Exceptions and monad transformers

August 19, 2013

By Michael Snoyman

John Wiegley and I are currently working- together with some members of the community- on various exception handling related code. As part of this work, we're also going to be publishing a number of tutorials on this topic. Eventually, we'll collect all of this information together into a more cohesive whole, but for now we wanted to get the content out there to the community as we produce it.

Note that this content is available on the School of Haskell; I recommend reading it there to be able to use the active code.

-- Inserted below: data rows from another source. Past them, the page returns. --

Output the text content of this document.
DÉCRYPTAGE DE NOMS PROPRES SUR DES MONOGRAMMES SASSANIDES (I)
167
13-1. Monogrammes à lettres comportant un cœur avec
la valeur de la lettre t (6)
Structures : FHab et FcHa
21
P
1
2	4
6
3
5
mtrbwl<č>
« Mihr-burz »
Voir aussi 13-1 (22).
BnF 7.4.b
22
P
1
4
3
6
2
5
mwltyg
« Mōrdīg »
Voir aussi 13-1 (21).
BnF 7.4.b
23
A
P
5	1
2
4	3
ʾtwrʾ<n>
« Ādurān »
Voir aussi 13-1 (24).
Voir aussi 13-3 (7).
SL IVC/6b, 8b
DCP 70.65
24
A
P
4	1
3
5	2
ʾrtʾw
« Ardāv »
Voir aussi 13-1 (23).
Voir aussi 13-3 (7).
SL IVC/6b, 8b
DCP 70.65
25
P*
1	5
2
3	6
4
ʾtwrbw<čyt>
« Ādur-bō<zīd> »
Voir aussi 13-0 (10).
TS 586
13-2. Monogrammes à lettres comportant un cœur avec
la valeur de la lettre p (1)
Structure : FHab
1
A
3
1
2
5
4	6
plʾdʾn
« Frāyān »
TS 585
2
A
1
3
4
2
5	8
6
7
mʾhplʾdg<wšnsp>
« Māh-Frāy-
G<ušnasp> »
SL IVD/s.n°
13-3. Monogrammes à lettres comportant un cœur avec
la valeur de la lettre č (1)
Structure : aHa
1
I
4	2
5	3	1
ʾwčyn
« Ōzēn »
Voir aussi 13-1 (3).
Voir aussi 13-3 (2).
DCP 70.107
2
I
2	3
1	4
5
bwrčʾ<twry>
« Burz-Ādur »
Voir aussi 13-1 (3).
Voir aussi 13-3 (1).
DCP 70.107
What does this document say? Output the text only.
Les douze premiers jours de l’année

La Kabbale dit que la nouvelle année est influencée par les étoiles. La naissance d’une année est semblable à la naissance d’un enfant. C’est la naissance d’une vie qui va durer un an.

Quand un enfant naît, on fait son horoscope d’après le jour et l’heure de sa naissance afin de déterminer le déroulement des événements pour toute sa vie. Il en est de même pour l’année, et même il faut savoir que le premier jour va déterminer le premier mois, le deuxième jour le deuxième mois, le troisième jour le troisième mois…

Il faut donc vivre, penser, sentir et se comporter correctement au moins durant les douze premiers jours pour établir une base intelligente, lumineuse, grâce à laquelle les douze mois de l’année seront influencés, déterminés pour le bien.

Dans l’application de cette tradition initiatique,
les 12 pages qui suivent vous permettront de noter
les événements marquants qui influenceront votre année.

Love them or hate them, runtime exceptions are a reality of writing Haskell code. Consider the following fake code:

myFunc = do
    resource <- acquireScarceResource
    useResource resource
    releaseResource resource

In a world without exceptions, this seems completely reasonable. However, what happens if the call to useResource throws a runtime exception? In such a case, releaseResource would never be called, and our scarce resource would never be released. In concurrent code dealing with mutexes, such a bug could lead to a deadlock.

The solution to this problem is well known: use the bracket function. Then our above example reduces to myFunc = bracket acquireScarceResource releaseResource useResource. We're now safe from any exception thrown by useResource, and even from asynchronous exceptions (a topic I'll try to avoid in this post).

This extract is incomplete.